A oto „Moment X”: Muszę powiedzieć klientowi, że po 2 sesjach cena wzrasta. Dłonie się pocą, policzki robią się czerwone, a głos drży. Szczegółowo wyjaśniam, dlaczego podnoszę cenę, uzasadniam swój rozwój zawodowy, a na koniec z poczuciem winy wyciskam: „Rozumiem, jeśli zdecydujesz się przerwać terapię i znaleźć innego specjalistę”. I musiałem to wszystko powiedzieć 15 razy. Nawet zauważyłam, jak próbuję pozbyć się klientów, bo to niesamowicie krępujące i poczucie winy ściska mnie za gardło!
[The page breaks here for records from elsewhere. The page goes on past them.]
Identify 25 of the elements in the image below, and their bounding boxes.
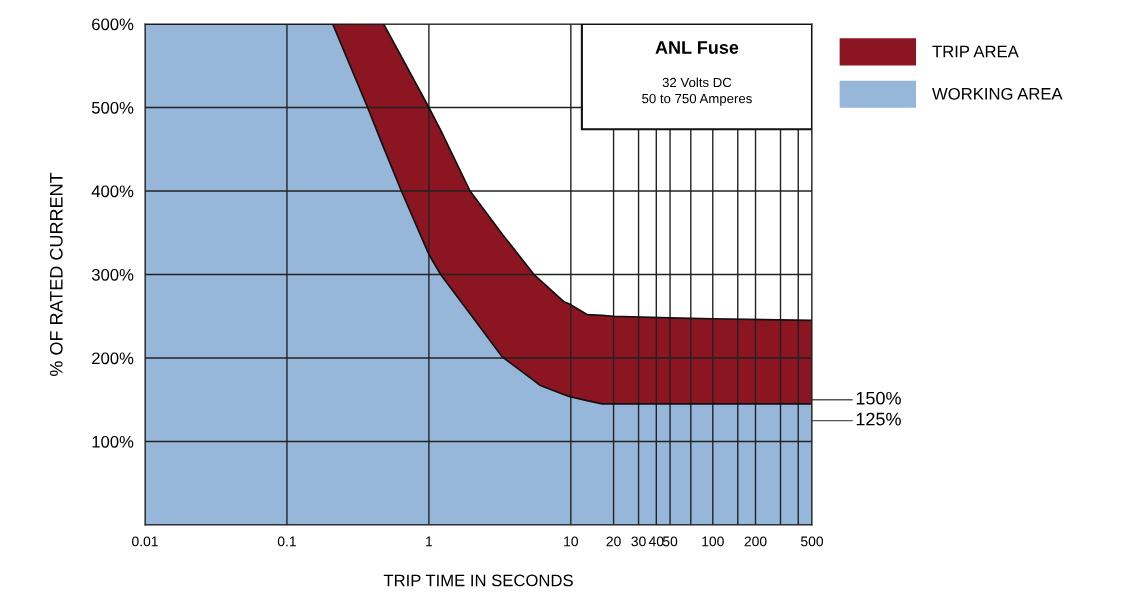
x-tick-label: 50 <box>662 536 678 547</box>
y-tick-label: 600% <box>92 18 134 31</box>
text: 32 Volts DC 50 to 750 Amperes <box>642 77 752 106</box>
ref-line-label: 150% <box>856 391 901 405</box>
legend-label: TRIP AREA <box>932 45 1019 58</box>
text: ANL Fuse <box>655 41 739 54</box>
x-tick-label: 200 <box>744 536 767 547</box>
y-tick-label: 500% <box>91 101 134 114</box>
x-tick-label: 100 <box>702 536 724 547</box>
y-tick-label: 400% <box>91 185 134 198</box>
y-tick-label: 100% <box>92 435 134 448</box>
y-tick-label: 300% <box>91 268 134 281</box>
x-tick-label: 40 <box>648 536 664 547</box>
x-tick-label: 0.1 <box>277 536 296 547</box>
x-tick-label: 20 <box>606 536 621 547</box>
x-tick-label: 0.01 <box>132 536 158 547</box>
x-tick-label: 500 <box>800 536 824 547</box>
ref-line-label: 125% <box>856 412 901 426</box>
x-tick-label: 30 <box>631 536 646 547</box>
y-tick-label: 200% <box>92 352 134 365</box>
x-tick-label: 1 <box>426 536 433 547</box>
y-axis-title: % OF RATED CURRENT <box>49 172 63 377</box>
x-axis-title: TRIP TIME IN SECONDS <box>383 574 573 587</box>
x-tick-label: 10 <box>564 536 579 547</box>
legend-label: WORKING AREA <box>932 87 1063 100</box>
I co myślisz? Ktoś wyszedł ze słowami „Bezczelny!”? Większość klientów stwierdziła: „Najwyższy czas! Twoje usługi kosztują jeszcze więcej. Tak, trudno mi opanować taką kwotę, ale teraz jest motywacja, aby zarabiać więcej! Nikt nie odmówił terapii! Co prawda nie, jedna dziewczyna odeszła, ale zapłaciła za nią matka.

Ale jeszcze więcej.
10 na 15 ówczesnych klientów zaczęło zarabiać więcej już w pierwszych miesiącach po moim ogłoszeniu.
Wiesz dlaczego? Ponieważ oni razem ze mną postanowili przejść na nowy, wyższy poziom jakości!
Co mnie niezmiernie cieszy. A gdyby tak było, to też byłoby w porządku. Prawdopodobnie poleciłbym specjalistę, na którego ich stać.

Ponieważ człowiek powinien się rozwijać, kiedy jest gotowy.
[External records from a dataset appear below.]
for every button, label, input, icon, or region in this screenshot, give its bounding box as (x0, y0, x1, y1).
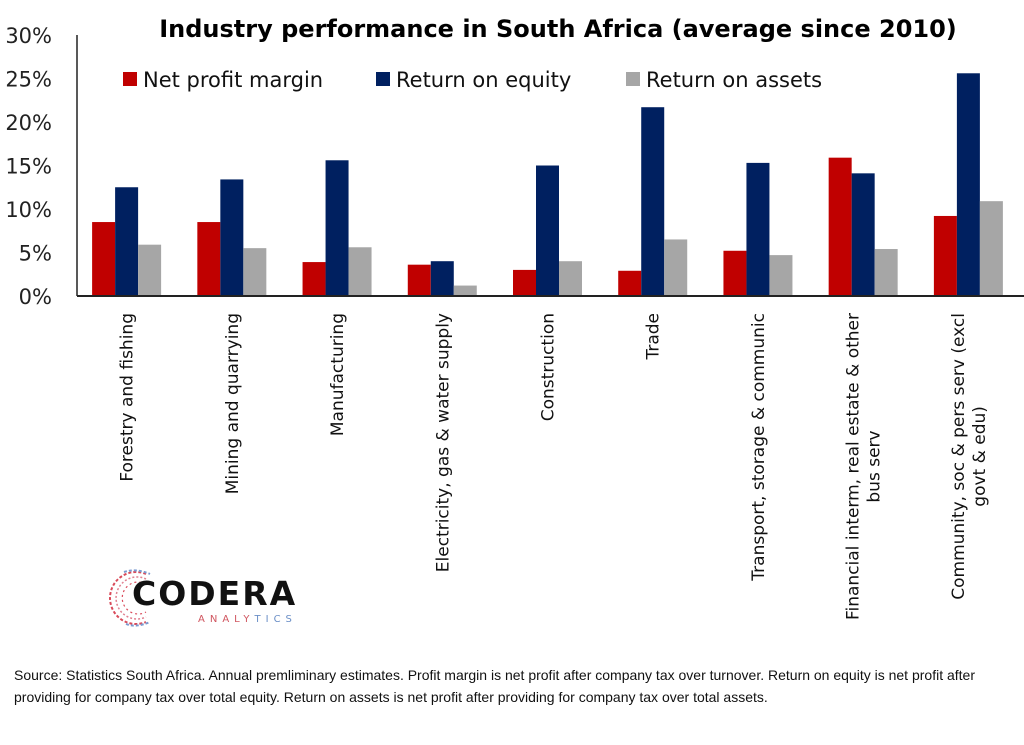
x-tick-label-line: Transport, storage & communic (749, 313, 769, 582)
logo-tagline-red: ANALY (198, 614, 255, 625)
bar-return-on-assets (874, 249, 898, 296)
y-tick-label: 15% (5, 155, 52, 179)
legend-swatch (376, 72, 390, 86)
y-tick-label: 25% (5, 68, 52, 92)
x-tick-label: Forestry and fishing (118, 313, 138, 482)
bar-return-on-equity (325, 160, 349, 296)
x-tick-label-line: Community, soc & pers serv (excl (949, 313, 969, 600)
bar-return-on-equity (851, 173, 875, 296)
bar-net-profit-margin (723, 250, 747, 296)
y-axis: 0% 5% 10% 15% 20% 25% 30% (5, 24, 52, 309)
logo-tagline: ANALYTICS (198, 614, 297, 625)
legend-swatch (626, 72, 640, 86)
logo-wordmark: CODERA (132, 574, 298, 613)
x-tick-label: Manufacturing (328, 313, 348, 436)
logo-swirl-icon (109, 569, 151, 627)
legend-label: Return on assets (646, 68, 822, 92)
bar-return-on-equity (430, 261, 454, 296)
logo-tagline-blue: TICS (254, 614, 297, 625)
x-tick-label: Trade (644, 313, 664, 361)
y-tick-label: 30% (5, 24, 52, 48)
bar-return-on-assets (453, 285, 477, 296)
x-tick-label: Mining and quarrying (223, 313, 243, 494)
x-tick-label-line: govt & edu) (970, 406, 990, 507)
y-tick-label: 20% (5, 111, 52, 135)
bar-chart: Industry performance in South Africa (av… (5, 15, 1024, 620)
x-tick-label-line: bus serv (865, 430, 885, 502)
x-tick-label: Construction (539, 313, 559, 421)
legend-swatch (123, 72, 137, 86)
x-tick-label-line: Electricity, gas & water supply (433, 313, 453, 572)
bar-return-on-assets (559, 261, 582, 296)
x-tick-label-line: Forestry and fishing (118, 313, 138, 482)
bar-return-on-assets (979, 201, 1003, 296)
bar-net-profit-margin (197, 222, 221, 296)
legend-label: Return on equity (396, 68, 571, 92)
x-tick-label-line: Financial interm, real estate & other (844, 313, 864, 620)
legend-item: Return on assets (626, 68, 822, 92)
y-tick-label: 0% (19, 285, 52, 309)
x-tick-label-line: Construction (539, 313, 559, 421)
bar-return-on-assets (769, 255, 793, 296)
bar-net-profit-margin (828, 157, 852, 296)
bars (92, 73, 1003, 297)
x-tick-label-line: Manufacturing (328, 313, 348, 436)
bar-net-profit-margin (618, 270, 642, 296)
bar-net-profit-margin (933, 215, 957, 296)
legend-label: Net profit margin (143, 68, 323, 92)
bar-net-profit-margin (92, 222, 116, 296)
bar-return-on-assets (664, 239, 688, 296)
x-axis-labels: Forestry and fishing Mining and quarrying… (118, 313, 990, 620)
x-tick-label-line: Trade (644, 313, 664, 361)
chart-title: Industry performance in South Africa (av… (159, 15, 957, 43)
source-footnote: Source: Statistics South Africa. Annual … (14, 667, 975, 705)
x-tick-label: Electricity, gas & water supply (433, 313, 453, 572)
bar-net-profit-margin (302, 262, 326, 296)
codera-logo: CODERA ANALYTICS (106, 564, 306, 634)
bar-net-profit-margin (513, 269, 536, 296)
bar-return-on-equity (536, 165, 559, 296)
x-tick-label: Transport, storage & communic (749, 313, 769, 582)
x-tick-label: Financial interm, real estate & other bus… (844, 313, 885, 620)
bar-return-on-equity (115, 187, 139, 296)
y-tick-label: 10% (5, 198, 52, 222)
bar-return-on-assets (348, 247, 372, 296)
bar-net-profit-margin (407, 264, 431, 296)
bar-return-on-assets (138, 244, 162, 296)
legend-item: Net profit margin (123, 68, 323, 92)
legend: Net profit margin Return on equity Return … (123, 68, 822, 92)
x-tick-label: Community, soc & pers serv (excl govt & e… (949, 313, 990, 600)
y-tick-label: 5% (19, 242, 52, 266)
bar-return-on-equity (746, 162, 770, 296)
bar-return-on-assets (243, 248, 267, 296)
bar-return-on-equity (220, 179, 244, 296)
x-tick-label-line: Mining and quarrying (223, 313, 243, 494)
legend-item: Return on equity (376, 68, 571, 92)
bar-return-on-equity (956, 73, 980, 296)
bar-return-on-equity (641, 107, 665, 297)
To jest moje doświadczenie i jestem z tego dumny. Bo takie uczucia jak „wina” i „wstyd” wchłaniałam wraz z mlekiem matki. I przez większość życia żyłam bez miłości własnej, kierując się zasadą taniego autorytetu dobrej dziewczyny, która jest gotowa poświęcić swoje interesy dla dobra innych.

Napisałem ten post, aby Cię wesprzeć. Żebyś wiedział, że nawet jeśli jesteś profesjonalistą w dziedzinie psychologii, spotykasz się także z poczuciem winy i wstydem, a to są normalne ludzkie uczucia. To one utrzymują nas przy życiu. Pytanie brzmi, co człowiek wybiera dla siebie.

Czy spotkaliście się z podobnymi sytuacjami?